Project Members: Aditya Gadre, Ashwin Vasani, Kaustubh Kabra, Keshav Darak

This page was published in Ottawa Linux Symposium 2011.

Huge pages are the memory pages of size 2MB. Huge pages improve the performance of the system by 15-20% since number of page walks required for translation from a virtual address to physical 2MB page are reduced as compared to page walks required for translation from a virtual address to physical 4KB page. Also the number of TLB entries per 2MB chunk in memory is reduced by a factor of 512 as compared to 4KB pages.

In the context of virtualization, i.e. Xen hyper-visor,we propose an innovative design and implementation to support huge pages for paravirtualized guest paging operations.

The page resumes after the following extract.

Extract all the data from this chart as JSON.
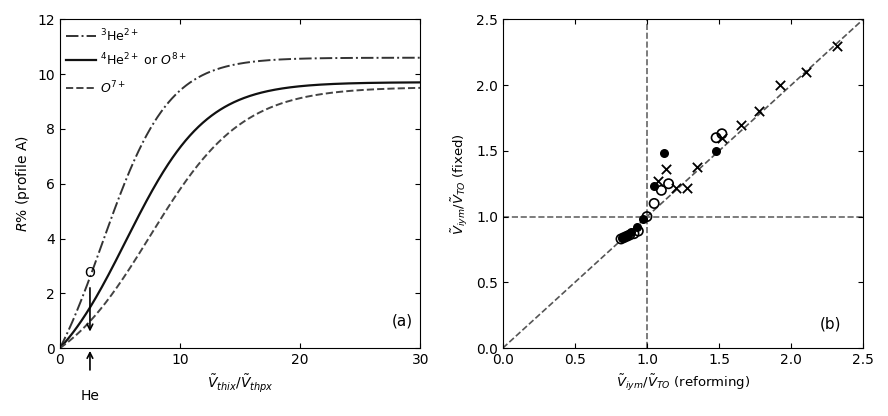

Our solution presented in this paper is unique in the way that it modifies a layer of memory management at the level of physical memory in Xen. The solution allocates 2MB pages, i.e. ,huge page, along with the normal 4 KB pages before a domain boots. As the design partitions a domain’s committed memory into 2MB chunks as per demand before a domain boots, the availability of the huge pages increases and more number of actual physical huge pages can be provided to the paravirtualized domain. This increases the performance of the applications hosted on the guest operating system which require the huge page support.

This design solves the problem of availability of 2MB chunk in guest’s physical address space (virtualized) as well as the Xen’s physical address space.